Possibly, but what hospital would you want to go to if you thought you were having a heart attack? The one with 70 percent accuracy or 95 percent?

Comments

  • 3 Comments sorted by Votes Date Added
  • We have gotten interviewing and documentation down to such a science that we forget to just listen to our gut or we stop trusting our gut.

    When I train our supervisors, I remind them of that. Ask all the questions on the interview form, write down all the answers. When all is done and the applicant walks away, ask your self "would I leave my kids with this person?"

    I also try to get them be honest with themselves about their own biases. We all have them. As long as their reason for not wanting to hire has nothing to do with any of the protected classes, then when the gut says "no," don't hire them. We are caring for children and if someone gives you the creeps, you have to listen to that instinct.

    Unfortunately, our applicant pool is not as large or as qualified as we'd like, so I also train them to at least KNOW what they've hired, and have a plan to develop the person into something resembling a decent employee. Still working on that plan...
  • This is interesting. I am a "Blink" person. The nature of my training allows me to make an assessment very quickly and I have never been wrong in my assessments. This is not for everyone because the training has to do with how well you know yourself not statistics, phrases or posture. The medical thing...Well in the old days when the "healers" were working, they too did the quick assessments and it worked. If you could bridge the two it would be a wonderful thing and that's what the "blink" thing seems to be working towards.
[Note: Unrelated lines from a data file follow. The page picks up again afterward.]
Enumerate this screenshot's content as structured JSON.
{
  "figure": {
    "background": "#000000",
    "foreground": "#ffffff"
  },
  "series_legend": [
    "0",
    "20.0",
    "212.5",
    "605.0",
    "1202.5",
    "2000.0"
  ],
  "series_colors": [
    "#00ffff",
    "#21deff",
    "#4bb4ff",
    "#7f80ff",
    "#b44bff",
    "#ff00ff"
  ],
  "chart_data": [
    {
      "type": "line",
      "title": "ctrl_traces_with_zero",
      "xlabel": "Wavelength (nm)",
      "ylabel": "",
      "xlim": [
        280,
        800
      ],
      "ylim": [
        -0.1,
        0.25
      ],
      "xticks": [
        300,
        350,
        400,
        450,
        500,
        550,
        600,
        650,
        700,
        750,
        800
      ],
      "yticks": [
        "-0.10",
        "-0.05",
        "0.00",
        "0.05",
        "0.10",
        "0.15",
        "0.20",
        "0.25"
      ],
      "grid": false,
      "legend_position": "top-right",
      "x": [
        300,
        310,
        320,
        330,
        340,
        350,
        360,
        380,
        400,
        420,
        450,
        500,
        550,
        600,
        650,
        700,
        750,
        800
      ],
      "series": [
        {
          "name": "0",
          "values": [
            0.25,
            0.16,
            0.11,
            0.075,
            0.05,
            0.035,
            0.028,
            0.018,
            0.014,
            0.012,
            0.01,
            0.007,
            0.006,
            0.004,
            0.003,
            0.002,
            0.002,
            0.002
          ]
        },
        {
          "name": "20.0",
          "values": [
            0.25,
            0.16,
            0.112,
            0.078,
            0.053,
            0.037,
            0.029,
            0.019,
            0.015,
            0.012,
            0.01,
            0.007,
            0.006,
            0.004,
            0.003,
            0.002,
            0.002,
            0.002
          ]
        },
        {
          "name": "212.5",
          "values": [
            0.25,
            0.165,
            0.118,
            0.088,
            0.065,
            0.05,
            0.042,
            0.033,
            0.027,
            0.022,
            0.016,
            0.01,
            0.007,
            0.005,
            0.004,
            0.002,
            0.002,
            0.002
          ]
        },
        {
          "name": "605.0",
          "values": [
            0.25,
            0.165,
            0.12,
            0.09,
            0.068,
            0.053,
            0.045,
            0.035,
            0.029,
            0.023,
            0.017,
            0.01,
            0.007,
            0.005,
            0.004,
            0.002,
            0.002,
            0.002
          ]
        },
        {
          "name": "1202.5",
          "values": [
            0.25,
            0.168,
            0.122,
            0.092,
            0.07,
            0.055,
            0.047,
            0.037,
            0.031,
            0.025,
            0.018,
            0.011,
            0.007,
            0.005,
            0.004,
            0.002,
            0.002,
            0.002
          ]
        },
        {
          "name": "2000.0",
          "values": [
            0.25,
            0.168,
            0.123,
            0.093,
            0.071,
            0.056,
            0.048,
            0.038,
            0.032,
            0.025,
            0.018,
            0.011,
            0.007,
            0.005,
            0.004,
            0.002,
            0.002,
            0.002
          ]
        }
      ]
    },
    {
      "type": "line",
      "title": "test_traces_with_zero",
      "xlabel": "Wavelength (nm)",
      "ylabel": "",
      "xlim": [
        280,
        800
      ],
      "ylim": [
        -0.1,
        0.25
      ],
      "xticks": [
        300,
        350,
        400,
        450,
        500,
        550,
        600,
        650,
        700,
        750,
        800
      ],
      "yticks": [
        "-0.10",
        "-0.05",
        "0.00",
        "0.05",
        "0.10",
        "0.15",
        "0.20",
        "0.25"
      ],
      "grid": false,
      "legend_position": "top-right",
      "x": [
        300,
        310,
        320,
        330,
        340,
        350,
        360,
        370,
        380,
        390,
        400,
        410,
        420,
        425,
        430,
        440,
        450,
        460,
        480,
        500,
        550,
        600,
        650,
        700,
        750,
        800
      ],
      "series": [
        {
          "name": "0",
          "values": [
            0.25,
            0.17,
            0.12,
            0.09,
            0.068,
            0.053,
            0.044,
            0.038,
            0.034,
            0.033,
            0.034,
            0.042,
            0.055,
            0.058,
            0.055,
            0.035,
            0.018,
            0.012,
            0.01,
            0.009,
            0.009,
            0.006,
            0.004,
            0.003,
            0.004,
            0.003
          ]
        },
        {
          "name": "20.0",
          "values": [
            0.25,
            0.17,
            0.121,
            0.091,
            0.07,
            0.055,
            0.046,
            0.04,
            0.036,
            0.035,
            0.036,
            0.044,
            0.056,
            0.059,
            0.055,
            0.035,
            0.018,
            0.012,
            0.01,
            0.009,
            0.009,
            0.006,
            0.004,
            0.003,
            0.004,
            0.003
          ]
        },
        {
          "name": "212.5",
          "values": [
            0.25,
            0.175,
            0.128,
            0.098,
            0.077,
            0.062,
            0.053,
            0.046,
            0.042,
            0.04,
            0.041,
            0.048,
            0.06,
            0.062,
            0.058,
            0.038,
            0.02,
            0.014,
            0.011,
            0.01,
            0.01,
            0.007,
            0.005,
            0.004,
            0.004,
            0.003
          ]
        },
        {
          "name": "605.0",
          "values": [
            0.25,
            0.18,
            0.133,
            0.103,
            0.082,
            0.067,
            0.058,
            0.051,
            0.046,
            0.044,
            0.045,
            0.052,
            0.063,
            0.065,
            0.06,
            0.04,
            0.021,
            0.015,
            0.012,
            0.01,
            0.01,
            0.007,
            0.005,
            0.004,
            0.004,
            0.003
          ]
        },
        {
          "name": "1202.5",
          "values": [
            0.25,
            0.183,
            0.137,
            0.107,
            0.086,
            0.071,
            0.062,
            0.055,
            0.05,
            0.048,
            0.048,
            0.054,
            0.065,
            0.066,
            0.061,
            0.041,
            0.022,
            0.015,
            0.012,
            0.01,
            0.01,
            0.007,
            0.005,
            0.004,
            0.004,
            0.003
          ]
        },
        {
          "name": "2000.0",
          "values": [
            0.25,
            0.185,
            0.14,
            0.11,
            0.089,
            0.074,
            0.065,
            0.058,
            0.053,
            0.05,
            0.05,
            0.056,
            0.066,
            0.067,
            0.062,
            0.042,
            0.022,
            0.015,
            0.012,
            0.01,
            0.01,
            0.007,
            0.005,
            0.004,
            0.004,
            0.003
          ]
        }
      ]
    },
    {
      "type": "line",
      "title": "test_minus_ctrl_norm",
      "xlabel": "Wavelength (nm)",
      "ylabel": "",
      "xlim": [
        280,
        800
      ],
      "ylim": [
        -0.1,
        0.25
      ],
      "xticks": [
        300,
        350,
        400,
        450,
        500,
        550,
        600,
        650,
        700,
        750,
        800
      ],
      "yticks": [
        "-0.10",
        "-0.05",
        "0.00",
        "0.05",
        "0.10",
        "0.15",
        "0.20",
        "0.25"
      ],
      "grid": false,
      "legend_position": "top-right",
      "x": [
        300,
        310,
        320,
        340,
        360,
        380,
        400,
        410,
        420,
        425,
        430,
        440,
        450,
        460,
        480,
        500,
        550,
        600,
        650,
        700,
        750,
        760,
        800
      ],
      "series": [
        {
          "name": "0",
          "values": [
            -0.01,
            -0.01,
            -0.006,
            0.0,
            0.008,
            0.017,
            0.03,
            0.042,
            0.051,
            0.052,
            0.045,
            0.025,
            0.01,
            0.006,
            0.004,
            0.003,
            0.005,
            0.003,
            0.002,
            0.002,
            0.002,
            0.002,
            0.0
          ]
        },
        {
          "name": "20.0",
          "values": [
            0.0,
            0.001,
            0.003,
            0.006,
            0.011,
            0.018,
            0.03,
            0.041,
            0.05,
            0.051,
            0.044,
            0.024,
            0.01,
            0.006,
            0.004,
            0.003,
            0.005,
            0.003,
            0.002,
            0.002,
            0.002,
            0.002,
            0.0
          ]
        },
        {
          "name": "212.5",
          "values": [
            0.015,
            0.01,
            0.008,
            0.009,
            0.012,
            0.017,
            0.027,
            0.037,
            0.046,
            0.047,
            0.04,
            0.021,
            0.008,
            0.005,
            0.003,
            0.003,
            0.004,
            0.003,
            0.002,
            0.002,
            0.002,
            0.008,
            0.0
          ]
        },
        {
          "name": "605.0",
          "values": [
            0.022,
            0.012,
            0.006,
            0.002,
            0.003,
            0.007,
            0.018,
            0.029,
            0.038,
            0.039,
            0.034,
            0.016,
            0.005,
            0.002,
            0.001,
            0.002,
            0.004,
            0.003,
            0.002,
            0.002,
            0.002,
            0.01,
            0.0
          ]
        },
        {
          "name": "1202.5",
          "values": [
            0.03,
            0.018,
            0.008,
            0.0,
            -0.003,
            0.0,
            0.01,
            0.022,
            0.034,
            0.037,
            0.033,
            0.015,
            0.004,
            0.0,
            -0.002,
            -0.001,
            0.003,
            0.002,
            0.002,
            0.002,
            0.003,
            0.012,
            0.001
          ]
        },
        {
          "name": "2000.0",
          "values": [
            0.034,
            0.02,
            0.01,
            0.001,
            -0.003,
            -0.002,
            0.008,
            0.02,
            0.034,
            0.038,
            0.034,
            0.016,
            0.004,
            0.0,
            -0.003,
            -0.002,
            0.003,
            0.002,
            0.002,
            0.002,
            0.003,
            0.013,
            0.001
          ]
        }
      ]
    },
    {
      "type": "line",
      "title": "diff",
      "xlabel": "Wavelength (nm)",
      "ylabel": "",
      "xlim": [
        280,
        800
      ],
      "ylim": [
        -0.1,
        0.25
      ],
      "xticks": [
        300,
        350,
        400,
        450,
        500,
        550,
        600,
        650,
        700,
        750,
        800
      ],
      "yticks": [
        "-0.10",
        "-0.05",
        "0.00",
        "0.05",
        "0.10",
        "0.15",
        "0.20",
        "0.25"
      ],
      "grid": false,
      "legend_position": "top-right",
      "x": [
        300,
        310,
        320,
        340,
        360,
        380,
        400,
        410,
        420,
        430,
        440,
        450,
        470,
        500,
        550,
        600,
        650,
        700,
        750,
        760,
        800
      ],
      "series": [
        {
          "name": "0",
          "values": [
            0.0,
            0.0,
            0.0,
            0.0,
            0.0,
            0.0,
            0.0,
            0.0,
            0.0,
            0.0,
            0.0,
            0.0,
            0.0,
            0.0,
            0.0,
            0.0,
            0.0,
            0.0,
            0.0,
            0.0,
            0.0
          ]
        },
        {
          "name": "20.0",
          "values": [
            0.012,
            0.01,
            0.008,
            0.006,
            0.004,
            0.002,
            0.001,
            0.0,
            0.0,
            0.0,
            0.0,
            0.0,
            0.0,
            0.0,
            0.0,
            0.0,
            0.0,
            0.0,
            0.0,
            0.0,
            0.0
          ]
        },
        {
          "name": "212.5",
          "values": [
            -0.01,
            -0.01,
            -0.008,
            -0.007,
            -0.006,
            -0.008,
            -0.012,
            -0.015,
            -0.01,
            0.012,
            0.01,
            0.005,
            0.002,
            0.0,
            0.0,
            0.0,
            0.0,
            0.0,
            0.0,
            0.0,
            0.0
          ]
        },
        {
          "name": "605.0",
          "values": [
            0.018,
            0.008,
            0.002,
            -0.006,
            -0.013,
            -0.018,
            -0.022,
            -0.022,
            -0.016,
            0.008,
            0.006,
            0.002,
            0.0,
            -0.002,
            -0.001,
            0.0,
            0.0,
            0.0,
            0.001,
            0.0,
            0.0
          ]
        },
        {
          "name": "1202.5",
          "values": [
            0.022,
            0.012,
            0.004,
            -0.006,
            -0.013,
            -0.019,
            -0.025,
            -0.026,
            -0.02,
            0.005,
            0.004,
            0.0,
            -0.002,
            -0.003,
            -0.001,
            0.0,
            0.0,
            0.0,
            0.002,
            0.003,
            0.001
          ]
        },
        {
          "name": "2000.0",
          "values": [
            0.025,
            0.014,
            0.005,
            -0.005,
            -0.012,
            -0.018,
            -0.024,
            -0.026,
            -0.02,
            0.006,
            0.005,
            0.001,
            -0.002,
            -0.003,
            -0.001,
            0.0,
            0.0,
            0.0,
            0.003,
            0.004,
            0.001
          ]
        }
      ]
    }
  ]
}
  • My assistant is about 90 percent finished compiling our survey of 70 summer staff applications. We are looking at about 12 different areas of the application and then cross referencing them with evaluation ratings by their supervisors.

    We will either find some trends that we might be able to use in the future to determine the applicants who will be most likely to succeed in our organization or we have wasted a lot of time.

    I use my "gut" or "intuition" all the time and I find it pretty accurate. I know that doesnt sound very "HR" but I think most of us actually do the same thing.

    For example, an applicant recently happened to mention "working with children" during a brief initial interview. This caught my attention and I followed up on it with a reference. The reference confirmed the applicant had a "fixation" with children.

    What the applicant said wasn't necessarily odd or creepy but it rang my alarm bells.

    Given my organization has a resort-style family environment, I will not be hiring this individual.